Consider \(n\) independent trials where the outcome of each trial is either a success with probability \(p\), or a failure with probability \(1-p\). The number of successes in \(n\) independent trials is described by a binomial distribution with two parameters \(n\) and \(p\). We denote it by \(\mathrm{Binom}(n,p)\).
Probability Mass Function
The probability mass function of a binomial distribution is given by
\[p_X(k)=\binom{n}{k}p^k(1-p)^{n-k}\]where \(k=0,1,2,\ldots,n.\)
Expectation
The expectation of a binomial distribution is
\[\mathbb{E}[X]=np.\]$$\begin{align} \mathbb{E}[X]&=\sum_{k=0}^{n}k\binom{n}{k}p^k(1-p)^{n-k}\\ &=\sum_{k=1}^{n}k\,\dfrac{n!}{k!(n-k)!}p^k(1-p)^{n-k}\\ &=\sum_{k=1}^{n}\dfrac{n!}{(k-1)!(n-k)!}p^k(1-p)^{n-k}\\ &=np\sum_{k=1}^{n}\dfrac{(n-1)!}{(k-1)!(n-k)!}p^{k-1}(1-p)^{n-k}. \end{align}$$ We let $$k=j+1$$ so that $$\mathbb{E}[X]=np\sum_{j=0}^{n-1}\dfrac{(n-1)!}{j!(n-1-j)!}p^j(1-p)^{n-1-j}.$$ Now, from the binomial expansion formula, we have $$(a+b)^{n-1}=\sum_{i=0}^{n-1}\dfrac{(n-1)!}{i!(n-1-i)!}\,a^{i}b^{n-1-i}$$ so that $$\begin{align} \mathbb{E}[X]&=np\left[p+(1-p)\right]^{n-1}\\ &=np. \end{align}$$
Simpler Calculation
A simpler way to calculate the expectation of a binomial random variable is to realize that it is the sum of \(n\) independent Bernoulli random variables, each with parameter \(p\), i.e.,
\[X=X_1+\ldots+X_n\]so that, by linearity,
\[\begin{align} \mathbb{E}[X]&=\mathbb{E}[X_1]+\ldots+\mathbb{E}[X_n]\\ &=p+\ldots+p\\ &=np. \end{align}\]Variance
The variance of a binomial distribution is
\[\mathrm{var}(X)=np(1-p).\]To calculate the variance, we have $$\begin{align} \mathrm{var}(X)&=\mathrm{var}(X_1+\ldots+X_n)\\ &=\mathrm{var}(X_1)+\ldots+\mathrm{var}(X_n)\\ &=p(1-p)+\ldots+p(1-p)\\ &=np(1-p). \end{align}$$
Monte Carlo Simulation
We can simulate a binomial distribution by tossing a coin n
times.
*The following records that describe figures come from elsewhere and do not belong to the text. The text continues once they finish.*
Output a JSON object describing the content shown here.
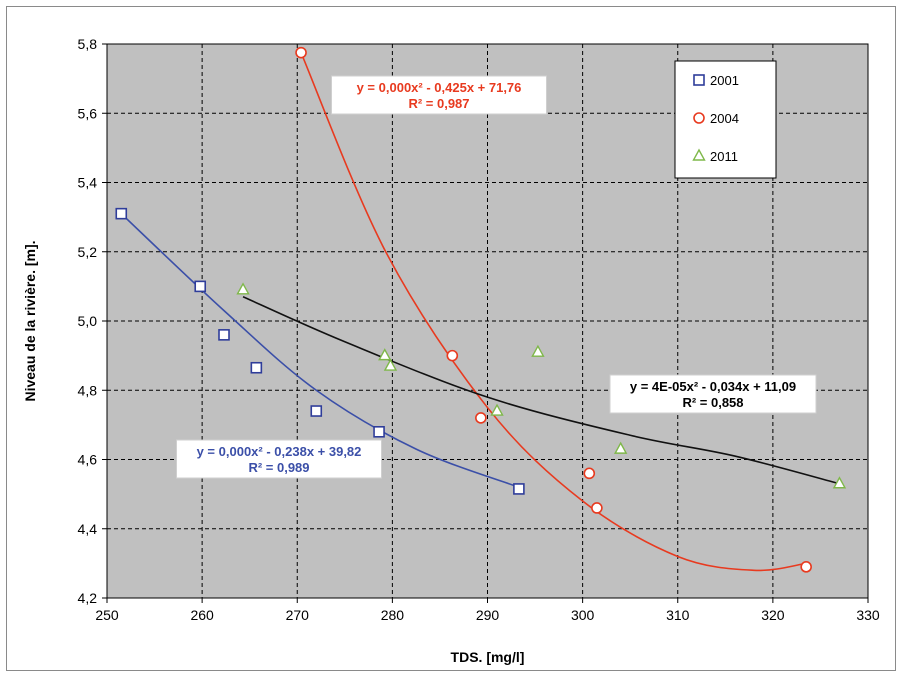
{
  "chart_data": {
    "type": "scatter",
    "title": "",
    "xlabel": "TDS. [mg/l]",
    "ylabel": "Niveau de la rivière. [m].",
    "xlim": [
      250,
      330
    ],
    "ylim": [
      4.2,
      5.8
    ],
    "x_ticks": [
      "250",
      "260",
      "270",
      "280",
      "290",
      "300",
      "310",
      "320",
      "330"
    ],
    "y_ticks": [
      "4,2",
      "4,4",
      "4,6",
      "4,8",
      "5,0",
      "5,2",
      "5,4",
      "5,6",
      "5,8"
    ],
    "grid": true,
    "legend_position": "top-right",
    "plot_background": "#c0c0c0",
    "series": [
      {
        "name": "2001",
        "marker": "square",
        "color": "#2f3d9a",
        "points": [
          [
            251.5,
            5.31
          ],
          [
            259.8,
            5.1
          ],
          [
            262.3,
            4.96
          ],
          [
            265.7,
            4.865
          ],
          [
            272.0,
            4.74
          ],
          [
            278.6,
            4.68
          ],
          [
            293.3,
            4.515
          ]
        ],
        "trendline": {
          "label_line1": "y = 0,000x² - 0,238x + 39,82",
          "label_line2": "R² = 0,989",
          "color": "#3b4fa8",
          "fit_points": [
            [
              251.5,
              5.31
            ],
            [
              262.3,
              5.03
            ],
            [
              272.0,
              4.8
            ],
            [
              282.5,
              4.63
            ],
            [
              293.3,
              4.52
            ]
          ]
        }
      },
      {
        "name": "2004",
        "marker": "circle",
        "color": "#e83a1f",
        "points": [
          [
            270.4,
            5.775
          ],
          [
            286.3,
            4.9
          ],
          [
            289.3,
            4.72
          ],
          [
            300.7,
            4.56
          ],
          [
            301.5,
            4.46
          ],
          [
            323.5,
            4.29
          ]
        ],
        "trendline": {
          "label_line1": "y = 0,000x² - 0,425x + 71,76",
          "label_line2": "R² = 0,987",
          "color": "#e83a1f",
          "fit_points": [
            [
              270.4,
              5.775
            ],
            [
              279.3,
              5.2
            ],
            [
              290.0,
              4.75
            ],
            [
              300.0,
              4.48
            ],
            [
              310.0,
              4.32
            ],
            [
              318.0,
              4.28
            ],
            [
              323.5,
              4.3
            ]
          ]
        }
      },
      {
        "name": "2011",
        "marker": "triangle",
        "color": "#7fb84a",
        "points": [
          [
            264.3,
            5.09
          ],
          [
            279.2,
            4.9
          ],
          [
            279.8,
            4.87
          ],
          [
            291.0,
            4.74
          ],
          [
            295.3,
            4.91
          ],
          [
            304.0,
            4.63
          ],
          [
            327.0,
            4.53
          ]
        ],
        "trendline": {
          "label_line1": "y = 4E-05x² - 0,034x + 11,09",
          "label_line2": "R² = 0,858",
          "color": "#111111",
          "fit_points": [
            [
              264.3,
              5.07
            ],
            [
              275.0,
              4.94
            ],
            [
              290.0,
              4.78
            ],
            [
              305.0,
              4.67
            ],
            [
              316.0,
              4.61
            ],
            [
              327.0,
              4.53
            ]
          ]
        }
      }
    ]
  }
}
For each toss, if a head comes up, we’ll call it a success and map it to 1
. Otherwise, it’s a failure and map it to 0
. The probability of success is p
. After n
trials, we will count the number of successes. We will replicate this 10000
times and calculate the proportion of replications with k
successes. Finally, we plot the resulting distribution. The code below is an implementation of this in R
.
library(tidyverse)
n <- 25 # number of trials
p <- 0.5 # probability of success
reps <- 10000 # number of replications
num_success <- replicate(reps, {
trials <- sample(c(0, 1), size = n, replace = TRUE, prob = c(1-p, p))
sum(trials)
})
# Plot the number of success versus the proportion of replications
data.frame(num_success) %>%
ggplot(aes(num_success)) +
geom_bar(aes(y = ..prop..)) +
labs(x = "Number of Successes", y = "Probability")